The assumption is this: the purpose of screening is to find reasons to say no.
Build a list of requirements. Match candidates against it. Filter out anyone who doesn't hit the threshold. What remains is your shortlist.
It sounds logical. It is also, in practice, one of the most reliable ways to miss good candidates.
The filter problem
Screening built around elimination is only as good as the criteria it eliminates against. And recruitment criteria, more often than not, is written by people describing what their last good hire looked like rather than what their next good hire needs to be.
The result is a filter that's optimised for the past. It catches people who resemble previous success and removes people who don't - regardless of whether those people would actually do the job well.
Add in the inconsistency of how candidates describe themselves - one person writes "led a team of eight", another writes "team leadership across multiple functions" - and a keyword-based filter doesn't just miss bad candidates. It misses good ones. Systematically, and invisibly.

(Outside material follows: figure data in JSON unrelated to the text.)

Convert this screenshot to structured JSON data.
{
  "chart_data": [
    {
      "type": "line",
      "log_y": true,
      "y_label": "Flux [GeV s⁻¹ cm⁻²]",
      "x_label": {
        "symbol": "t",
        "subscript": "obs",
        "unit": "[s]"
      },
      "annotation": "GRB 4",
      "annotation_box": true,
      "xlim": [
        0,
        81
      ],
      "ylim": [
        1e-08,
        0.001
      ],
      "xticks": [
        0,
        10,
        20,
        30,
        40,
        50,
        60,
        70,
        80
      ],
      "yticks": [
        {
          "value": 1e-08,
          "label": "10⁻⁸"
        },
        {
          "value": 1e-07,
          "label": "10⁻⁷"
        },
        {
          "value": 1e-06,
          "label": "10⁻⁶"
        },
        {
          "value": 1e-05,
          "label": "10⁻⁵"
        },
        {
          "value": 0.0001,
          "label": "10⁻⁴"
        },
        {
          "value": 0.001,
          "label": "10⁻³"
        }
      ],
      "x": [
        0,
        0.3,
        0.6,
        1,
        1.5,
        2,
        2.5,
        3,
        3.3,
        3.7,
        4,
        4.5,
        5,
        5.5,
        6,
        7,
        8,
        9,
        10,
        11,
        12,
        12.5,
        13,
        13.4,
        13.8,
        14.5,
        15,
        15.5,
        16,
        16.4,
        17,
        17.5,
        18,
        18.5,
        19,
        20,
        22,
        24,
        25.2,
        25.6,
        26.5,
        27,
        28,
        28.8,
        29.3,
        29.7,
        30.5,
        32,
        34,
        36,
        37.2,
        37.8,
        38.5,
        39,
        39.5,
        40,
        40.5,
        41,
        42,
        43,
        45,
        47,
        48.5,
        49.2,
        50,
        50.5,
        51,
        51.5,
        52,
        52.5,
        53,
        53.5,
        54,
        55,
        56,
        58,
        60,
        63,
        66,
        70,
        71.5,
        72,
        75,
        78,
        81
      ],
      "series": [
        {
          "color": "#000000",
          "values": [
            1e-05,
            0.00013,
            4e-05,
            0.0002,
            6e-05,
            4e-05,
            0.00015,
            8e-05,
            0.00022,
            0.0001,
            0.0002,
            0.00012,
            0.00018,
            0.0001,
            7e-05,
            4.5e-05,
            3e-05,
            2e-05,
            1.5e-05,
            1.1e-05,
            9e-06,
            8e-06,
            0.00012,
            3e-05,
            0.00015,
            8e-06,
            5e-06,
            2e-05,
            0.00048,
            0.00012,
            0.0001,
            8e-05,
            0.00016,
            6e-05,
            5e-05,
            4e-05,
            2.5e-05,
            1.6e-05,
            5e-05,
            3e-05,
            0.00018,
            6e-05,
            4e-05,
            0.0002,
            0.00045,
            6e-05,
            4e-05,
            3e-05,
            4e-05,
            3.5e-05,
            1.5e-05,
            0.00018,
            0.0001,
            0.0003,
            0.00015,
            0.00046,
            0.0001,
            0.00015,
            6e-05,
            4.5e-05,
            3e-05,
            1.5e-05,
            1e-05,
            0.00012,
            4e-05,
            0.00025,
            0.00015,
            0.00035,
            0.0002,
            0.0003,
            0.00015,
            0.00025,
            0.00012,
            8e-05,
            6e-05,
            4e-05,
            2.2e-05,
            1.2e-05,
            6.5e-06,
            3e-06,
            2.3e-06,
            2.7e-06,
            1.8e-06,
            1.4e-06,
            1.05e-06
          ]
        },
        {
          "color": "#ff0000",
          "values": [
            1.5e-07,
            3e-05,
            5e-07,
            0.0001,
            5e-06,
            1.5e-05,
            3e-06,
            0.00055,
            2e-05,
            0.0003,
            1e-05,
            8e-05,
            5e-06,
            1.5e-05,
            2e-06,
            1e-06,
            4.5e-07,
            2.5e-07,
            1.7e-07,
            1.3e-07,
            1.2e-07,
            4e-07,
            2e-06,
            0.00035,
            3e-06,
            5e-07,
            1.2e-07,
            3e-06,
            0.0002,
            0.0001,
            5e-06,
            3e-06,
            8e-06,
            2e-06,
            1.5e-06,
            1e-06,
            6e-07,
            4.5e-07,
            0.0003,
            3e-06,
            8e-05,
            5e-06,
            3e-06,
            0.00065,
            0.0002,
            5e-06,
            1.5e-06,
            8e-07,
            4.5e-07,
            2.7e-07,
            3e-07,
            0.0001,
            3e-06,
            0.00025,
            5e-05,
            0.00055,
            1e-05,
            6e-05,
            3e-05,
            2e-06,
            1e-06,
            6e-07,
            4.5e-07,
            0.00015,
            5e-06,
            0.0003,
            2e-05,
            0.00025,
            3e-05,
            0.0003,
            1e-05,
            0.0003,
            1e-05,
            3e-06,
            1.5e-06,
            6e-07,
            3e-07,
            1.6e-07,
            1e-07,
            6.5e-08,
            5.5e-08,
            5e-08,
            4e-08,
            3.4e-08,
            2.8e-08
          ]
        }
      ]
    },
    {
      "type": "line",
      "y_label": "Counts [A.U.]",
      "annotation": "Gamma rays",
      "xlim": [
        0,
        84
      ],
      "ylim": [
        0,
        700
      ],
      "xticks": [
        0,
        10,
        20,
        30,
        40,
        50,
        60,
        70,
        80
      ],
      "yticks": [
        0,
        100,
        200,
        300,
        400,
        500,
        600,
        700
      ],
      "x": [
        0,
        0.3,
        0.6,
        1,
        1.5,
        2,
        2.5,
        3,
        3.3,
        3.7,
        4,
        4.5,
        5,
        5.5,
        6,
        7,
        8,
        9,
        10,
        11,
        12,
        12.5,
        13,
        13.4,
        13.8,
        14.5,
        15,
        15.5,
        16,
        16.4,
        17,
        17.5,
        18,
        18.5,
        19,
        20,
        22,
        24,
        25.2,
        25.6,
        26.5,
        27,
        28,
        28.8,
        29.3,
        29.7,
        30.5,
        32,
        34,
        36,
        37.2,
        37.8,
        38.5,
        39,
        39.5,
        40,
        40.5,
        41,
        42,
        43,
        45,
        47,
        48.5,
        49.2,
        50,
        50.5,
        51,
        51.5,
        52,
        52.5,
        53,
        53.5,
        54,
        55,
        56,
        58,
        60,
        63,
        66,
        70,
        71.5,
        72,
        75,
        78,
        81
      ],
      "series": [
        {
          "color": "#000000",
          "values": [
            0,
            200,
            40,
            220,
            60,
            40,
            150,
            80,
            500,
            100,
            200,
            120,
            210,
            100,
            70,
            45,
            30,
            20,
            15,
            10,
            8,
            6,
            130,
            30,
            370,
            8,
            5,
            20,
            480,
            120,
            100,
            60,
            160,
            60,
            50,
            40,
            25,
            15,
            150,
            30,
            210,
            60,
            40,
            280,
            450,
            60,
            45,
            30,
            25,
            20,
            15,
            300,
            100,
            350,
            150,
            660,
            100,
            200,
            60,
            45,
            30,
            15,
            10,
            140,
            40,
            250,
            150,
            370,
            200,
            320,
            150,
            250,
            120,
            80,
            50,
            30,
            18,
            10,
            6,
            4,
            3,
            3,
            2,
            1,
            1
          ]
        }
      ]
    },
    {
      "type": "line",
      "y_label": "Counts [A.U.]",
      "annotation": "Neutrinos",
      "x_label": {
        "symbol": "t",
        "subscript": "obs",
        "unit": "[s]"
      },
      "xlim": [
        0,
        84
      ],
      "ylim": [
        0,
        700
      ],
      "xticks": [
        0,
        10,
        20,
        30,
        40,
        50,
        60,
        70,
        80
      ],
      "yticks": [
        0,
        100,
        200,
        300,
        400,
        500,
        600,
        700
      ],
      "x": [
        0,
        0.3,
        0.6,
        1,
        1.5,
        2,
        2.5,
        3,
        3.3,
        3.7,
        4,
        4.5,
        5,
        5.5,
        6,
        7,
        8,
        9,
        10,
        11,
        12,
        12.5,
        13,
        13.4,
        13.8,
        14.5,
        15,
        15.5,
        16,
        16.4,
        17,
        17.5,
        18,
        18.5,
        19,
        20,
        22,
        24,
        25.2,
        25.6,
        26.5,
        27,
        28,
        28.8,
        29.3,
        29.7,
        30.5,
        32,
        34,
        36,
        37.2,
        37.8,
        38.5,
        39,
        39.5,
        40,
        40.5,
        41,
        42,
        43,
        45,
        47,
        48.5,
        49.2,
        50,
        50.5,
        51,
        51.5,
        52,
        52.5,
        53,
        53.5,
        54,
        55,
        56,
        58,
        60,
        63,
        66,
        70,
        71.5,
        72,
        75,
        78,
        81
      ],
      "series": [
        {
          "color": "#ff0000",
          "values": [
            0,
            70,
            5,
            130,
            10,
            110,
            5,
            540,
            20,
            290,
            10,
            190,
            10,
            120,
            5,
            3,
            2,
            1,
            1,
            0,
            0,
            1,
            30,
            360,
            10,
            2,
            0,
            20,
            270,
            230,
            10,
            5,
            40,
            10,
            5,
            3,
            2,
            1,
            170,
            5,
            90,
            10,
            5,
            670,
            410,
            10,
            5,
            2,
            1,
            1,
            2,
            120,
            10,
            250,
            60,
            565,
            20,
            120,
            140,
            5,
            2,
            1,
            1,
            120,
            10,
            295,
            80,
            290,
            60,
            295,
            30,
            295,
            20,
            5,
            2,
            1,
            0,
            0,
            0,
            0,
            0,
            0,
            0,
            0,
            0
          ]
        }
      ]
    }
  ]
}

What "finding the yes" means
The alternative isn't lowering standards. It's changing the question.
Instead of "does this candidate fail any of our criteria?" the question becomes "what is the strongest case for this candidate, and does that case hold up?"
It's a small shift in framing but a significant shift in outcome. A recruiter approaching a CV looking for reasons to progress it will read it differently from one looking for reasons to reject it. The same CV, the same words, produces a different verdict depending on which question is being asked.
The best recruiters have always known this intuitively. The ones who build the deepest pipelines are the ones who find the yes in a CV that a less experienced colleague would have filed away. They read between the lines. They ask the follow-up question. They make the call.
The problem is that this skill doesn't scale. One experienced recruiter can do it across twenty CVs. They cannot do it across two hundred.
Where AI gets this wrong
Most AI screening tools haven't fixed this. They've just automated the filter. The machine now does the elimination faster and at greater scale - which means it also misses good candidates faster and at greater scale.
The issue isn't the technology. It's the design philosophy. If you build a tool to find reasons to say no, and then you power it with AI, you get a very efficient reason-finding machine. You do not get a better recruiter.
A better recruiter - human or AI - approaches each candidate with a different orientation. What's the strongest version of this person's story? What context am I missing? What question would change my view?
The clarification moment
The most interesting thing a screening tool can do isn't produce a verdict faster. It's identify the moment where a question would change the outcome.
The candidate whose CV looks thin because they haven't described their experience well. The applicant who looks overqualified on paper but has a clear reason for the move. The person whose background is unconventional but whose transferable skills are exactly what the role needs.
In each of these cases, the difference between a yes and a no isn't the CV. It's one conversation. A single question asked at the right moment that turns an uncertain shortlist decision into a confident one.
That's the "yes" problem. Not that recruiters don't want to find the right candidates. They do. It's that the tools they use aren't designed to help them.